Alopex
Job Title: LPN Care Coordinator with Skilled Nursing Experience (Indiana Compact License) (Fully Remote) (W2 Hourly) Overview: The Care Coordinator is responsible for developing and providing care coordination services directly to Alopex clients’ patients. Reports To: RN Supervisor Department: Clinical Operations Job Description: As an LPN Care Coordinator, you will play a pivotal role in managing and coordinating care for patients enrolled in Alopex’s services. You will work closely with patients, primary care providers, and other specialists to develop, implement, and monitor individualized care plans. Your goal is to ensure that patients receive the highest level of care through ongoing communication and coordination.
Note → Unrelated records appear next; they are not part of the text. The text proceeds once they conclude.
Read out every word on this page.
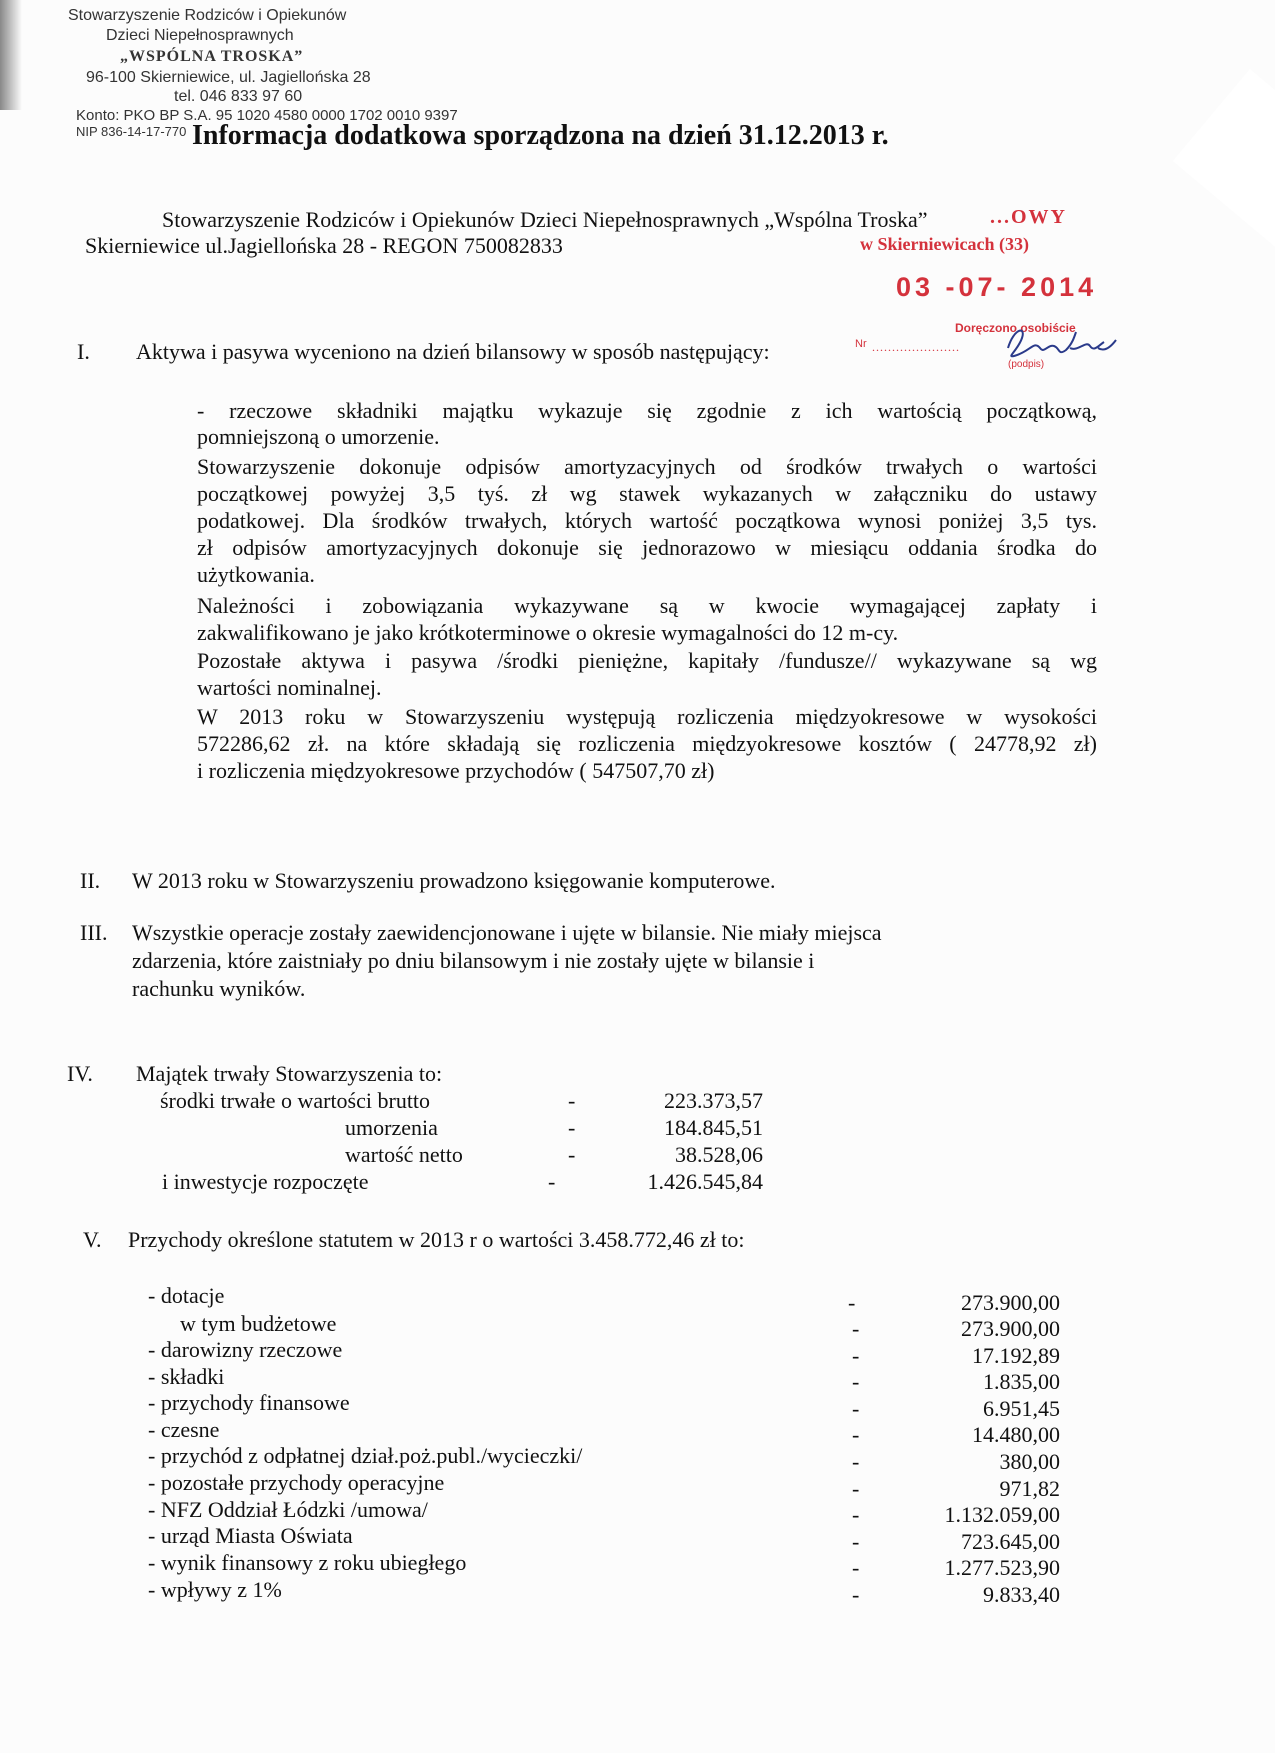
Stowarzyszenie Rodziców i Opiekunów
Dzieci Niepełnosprawnych
„WSPÓLNA TROSKA”
96-100 Skierniewice, ul. Jagiellońska 28
tel. 046 833 97 60
Konto: PKO BP S.A. 95 1020 4580 0000 1702 0010 9397
NIP 836-14-17-770 Informacja dodatkowa sporządzona na dzień 31.12.2013 r.
Stowarzyszenie Rodziców i Opiekunów Dzieci Niepełnosprawnych „Wspólna Troska”
Skierniewice ul.Jagiellońska 28 - REGON 750082833
...OWY
w Skierniewicach (33)
03 -07- 2014
Doręczono osobiście
Nr ......................
(podpis)
I. Aktywa i pasywa wyceniono na dzień bilansowy w sposób następujący:
- rzeczowe składniki majątku wykazuje się zgodnie z ich wartością początkową,
pomniejszoną o umorzenie.
Stowarzyszenie dokonuje odpisów amortyzacyjnych od środków trwałych o wartości
początkowej powyżej 3,5 tyś. zł wg stawek wykazanych w załączniku do ustawy
podatkowej. Dla środków trwałych, których wartość początkowa wynosi poniżej 3,5 tys.
zł odpisów amortyzacyjnych dokonuje się jednorazowo w miesiącu oddania środka do
użytkowania.
Należności i zobowiązania wykazywane są w kwocie wymagającej zapłaty i
zakwalifikowano je jako krótkoterminowe o okresie wymagalności do 12 m-cy.
Pozostałe aktywa i pasywa /środki pieniężne, kapitały /fundusze// wykazywane są wg
wartości nominalnej.
W 2013 roku w Stowarzyszeniu występują rozliczenia międzyokresowe w wysokości
572286,62 zł. na które składają się rozliczenia międzyokresowe kosztów ( 24778,92 zł)
i rozliczenia międzyokresowe przychodów ( 547507,70 zł)
II. W 2013 roku w Stowarzyszeniu prowadzono księgowanie komputerowe.
III. Wszystkie operacje zostały zaewidencjonowane i ujęte w bilansie. Nie miały miejsca
zdarzenia, które zaistniały po dniu bilansowym i nie zostały ujęte w bilansie i
rachunku wyników.
IV. Majątek trwały Stowarzyszenia to:
środki trwałe o wartości brutto	-	223.373,57
umorzenia	-	184.845,51
wartość netto	-	38.528,06
i inwestycje rozpoczęte	-	1.426.545,84
V. Przychody określone statutem w 2013 r o wartości 3.458.772,46 zł to:
- dotacje	-	273.900,00
w tym budżetowe	-	273.900,00
- darowizny rzeczowe	-	17.192,89
- składki	-	1.835,00
- przychody finansowe	-	6.951,45
- czesne	-	14.480,00
- przychód z odpłatnej dział.poż.publ./wycieczki/	-	380,00
- pozostałe przychody operacyjne	-	971,82
- NFZ Oddział Łódzki /umowa/	-	1.132.059,00
- urząd Miasta Oświata	-	723.645,00
- wynik finansowy z roku ubiegłego	-	1.277.523,90
- wpływy z 1%	-	9.833,40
Qualifications and Skills Required: Possess a minimum of two (2) years’ experience providing patient-centered care. Possess a minimum of one (1) year experience in skilled nursing. Have experience working with electronic medical records. Can perform nursing assessments, problem identification, and care plan development. Is adaptable to new technology – experience with computer documentation. Has excellent time management skills. Can assess, evaluate, and problem solve patients’ conditions and concerns. Possesses strong verbal and written communication skills. Is meticulous and dedicated to providing accurate documentation. Is dependable and focused on achieving goals. Work Location, Shift & Schedule: This position is remote (please see remote requirements below). Shifox/Alopex full-time employees generally work Monday-Friday 8:00am-5:00pm or according to the business hours of your clients’ practices. If working part-time, you and your supervisor will agree on a work schedule. Remote Position Requirements: Reliable Internet – all programs used by care coordinators are internet based PC or Laptop capable of running multiple internet programs at once A quiet and professional work environment suitable for speaking with patients about sensitive information and Protected Health Information (PHI).
Conduct a detailed review of EMR records. Develop and maintain individualized Care Plans for management of patients. Implement and coordinate all care management activities relating to patients across the continuum of care. Communicate with the patient’s clinical care team. Care management must be performed in a timely manner. Monitor patient progress toward desired outcomes through assessment and evaluation. Maintain accurate and detailed documentation related to medication, problems, goals, interventions, preventative care, etc. Conduct monthly care calls to the patients enrolled in the program. Address all needs/concerns including any follow up needed for patients. Educate patients on chronic conditions and reinforce the provider’s directions related to chronic conditions. Evaluate and address social determinants to health and begin to link community resources; then, enter them in the system. Evaluate/assess medical conditions and be able to identify and address changes in a clinically appropriate manner. Adhere to all policies & procedure as outlined by Medicare and Shifox/Alopex Perform other duties as assigned.